Singapore feeder study
Meanwhile, to help visualise how the transition to alternative fuels might take place in practice real world, LR has embarked on its own pilot study, scoping out a suitable location and area of the shipping industry where “first movers might set up a green corridor or green supply chain”.
Raucci takes up the story, explaining how after some preliminary research it was decided to focus on the containership sector and the segment of small boxships or feeders serving intra-Asian routes particularly from Singapore towards Hong Kong. “This was because it was thought that the energy transition of the feeder fleet has the potential to act as catalyst for all the other ships calling in Singapore or Honk Kong,” says Raucci, “and because there’s a high volume of traffic between these major hubs” – thereby corresponding with the idea of green corridors as major trade arteries where collaboration among different stakeholders would enable new investments.
“The aim of this project is to progress the IRL levels and eventually unlock small-case commercial trials on the path to reach zero-emissions by 2050 by providing more details on how the identified feeder fleet in this area could transition to zero-carbon fuel. We wanted to start to understand what challenges would be involved for a given type of fleet and to define how that fleet would transition to other fuel.”
Some 200 vessels are involved in the target study, which will also look at what developments will be needed on the supply side for the production, transport and delivery to a port like Singapore of alternative fuels. “The end goal of the project will be to evaluate a common cost for both the target fleet and infrastructure,” says Raucci, “which will include analysis of the cost of producing both ‘blue’ and ‘green’ ammonia in different southeast and neighbouring countries.”
Already nearly 60 different configurations of production and supply have been identified, he adds, and assessment of the methodology to be used is currently being finalised, “at which point we can engage more with other stakeholders”. The project started three months ago and is expected to be finished before the 26th UN Climate Change Conference of the Parties (COP 26) due to take place in Glasgow from 31 October through 12 November.

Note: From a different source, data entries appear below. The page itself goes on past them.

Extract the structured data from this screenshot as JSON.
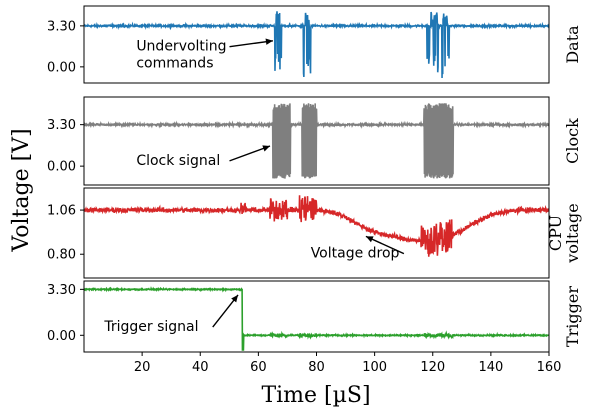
{
  "chart_data": {
    "type": "line",
    "xlabel": "Time [µS]",
    "ylabel": "Voltage [V]",
    "xlim": [
      0,
      160
    ],
    "xticks": [
      20,
      40,
      60,
      80,
      100,
      120,
      140,
      160
    ],
    "xtick_labels": [
      "20",
      "40",
      "60",
      "80",
      "100",
      "120",
      "140",
      "160"
    ],
    "panels": [
      {
        "id": "data",
        "side_label": [
          "Data"
        ],
        "color": "#1f77b4",
        "ylim": [
          -1.3,
          4.9
        ],
        "yticks": [
          0.0,
          3.3
        ],
        "ytick_labels": [
          "0.00",
          "3.30"
        ],
        "baseline": 3.3,
        "noise": 0.07,
        "dips": [
          {
            "x": [
              65.5,
              68.0
            ],
            "low": -0.9
          },
          {
            "x": [
              75.5,
              78.0
            ],
            "low": -0.9
          },
          {
            "x": [
              118.0,
              122.0
            ],
            "low": -0.9
          },
          {
            "x": [
              123.0,
              126.0
            ],
            "low": -0.9
          }
        ],
        "spikes": [
          {
            "x": [
              66.0,
              67.5
            ],
            "high": 4.7
          },
          {
            "x": [
              76.0,
              77.5
            ],
            "high": 4.5
          },
          {
            "x": [
              119.0,
              121.5
            ],
            "high": 4.5
          },
          {
            "x": [
              123.5,
              125.0
            ],
            "high": 4.3
          }
        ],
        "annotation": {
          "text": [
            "Undervolting",
            "commands"
          ],
          "text_x": 18,
          "text_y": 1.3,
          "arrow_to_x": 65,
          "arrow_to_y": 2.1
        }
      },
      {
        "id": "clock",
        "side_label": [
          "Clock"
        ],
        "color": "#7f7f7f",
        "ylim": [
          -1.5,
          5.5
        ],
        "yticks": [
          0.0,
          3.3
        ],
        "ytick_labels": [
          "0.00",
          "3.30"
        ],
        "baseline": 3.3,
        "noise": 0.07,
        "bursts": [
          {
            "x": [
              65.0,
              71.0
            ],
            "low": -1.0,
            "high": 5.0
          },
          {
            "x": [
              75.0,
              80.0
            ],
            "low": -1.0,
            "high": 5.0
          },
          {
            "x": [
              117.0,
              127.0
            ],
            "low": -1.0,
            "high": 5.0
          }
        ],
        "annotation": {
          "text": [
            "Clock signal"
          ],
          "text_x": 18,
          "text_y": 0.1,
          "arrow_to_x": 64,
          "arrow_to_y": 1.6
        }
      },
      {
        "id": "cpu",
        "side_label": [
          "CPU",
          "voltage"
        ],
        "color": "#d62728",
        "ylim": [
          0.66,
          1.19
        ],
        "yticks": [
          0.8,
          1.06
        ],
        "ytick_labels": [
          "0.80",
          "1.06"
        ],
        "profile_x": [
          0,
          54,
          60,
          65,
          70,
          75,
          80,
          85,
          90,
          95,
          100,
          105,
          110,
          115,
          120,
          125,
          130,
          135,
          140,
          145,
          150,
          155,
          160
        ],
        "profile_y": [
          1.06,
          1.06,
          1.06,
          1.06,
          1.06,
          1.06,
          1.06,
          1.05,
          1.02,
          0.97,
          0.93,
          0.91,
          0.89,
          0.88,
          0.88,
          0.9,
          0.94,
          0.99,
          1.03,
          1.05,
          1.06,
          1.06,
          1.06
        ],
        "noise": 0.012,
        "disturbances": [
          {
            "x": [
              54.0,
              55.5
            ],
            "amp": 0.04
          },
          {
            "x": [
              64.0,
              70.0
            ],
            "amp": 0.06
          },
          {
            "x": [
              74.0,
              80.0
            ],
            "amp": 0.08
          },
          {
            "x": [
              116.0,
              127.0
            ],
            "amp": 0.09
          }
        ],
        "annotation": {
          "text": [
            "Voltage drop"
          ],
          "text_x": 78,
          "text_y": 0.78,
          "arrow_to_x": 97,
          "arrow_to_y": 0.905
        }
      },
      {
        "id": "trigger",
        "side_label": [
          "Trigger"
        ],
        "color": "#2ca02c",
        "ylim": [
          -1.2,
          3.9
        ],
        "yticks": [
          0.0,
          3.3
        ],
        "ytick_labels": [
          "0.00",
          "3.30"
        ],
        "high": 3.3,
        "low": 0.0,
        "edge_x": 54.5,
        "edge_undershoot": -1.05,
        "noise": 0.04,
        "bumps": [
          {
            "x": [
              64.0,
              70.0
            ],
            "amp": 0.12
          },
          {
            "x": [
              74.0,
              80.0
            ],
            "amp": 0.12
          },
          {
            "x": [
              117.0,
              127.0
            ],
            "amp": 0.12
          }
        ],
        "annotation": {
          "text": [
            "Trigger signal"
          ],
          "text_x": 7,
          "text_y": 0.3,
          "arrow_to_x": 53,
          "arrow_to_y": 2.9
        }
      }
    ]
  }
}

“This particular project focuses on the investment challenge,” Raucci says, “but everything is linked, including, for example, the technology challenges of scale or the safety aspects of handling new fuels or the community acceptance of having ships carrying fuels like hydrogen calling major ports close to high-density urban populations.” In the final analysis such problems can doubtless be overcome, however, he believes – as has happened with widespread acceptance of LNG as a marine fuel despite initial safety fears.
“By applying the innovative Zero‑Carbon Fuel Monitor framework we at LR believe can really progress the sustainable transition of the shipping industry,” he concludes. “It’s pushing us towards innovation and is quite extensive, giving us holistic ‘big picture’ answers. We’re very proud of how it’s coming along and hope it will have a significant impact.”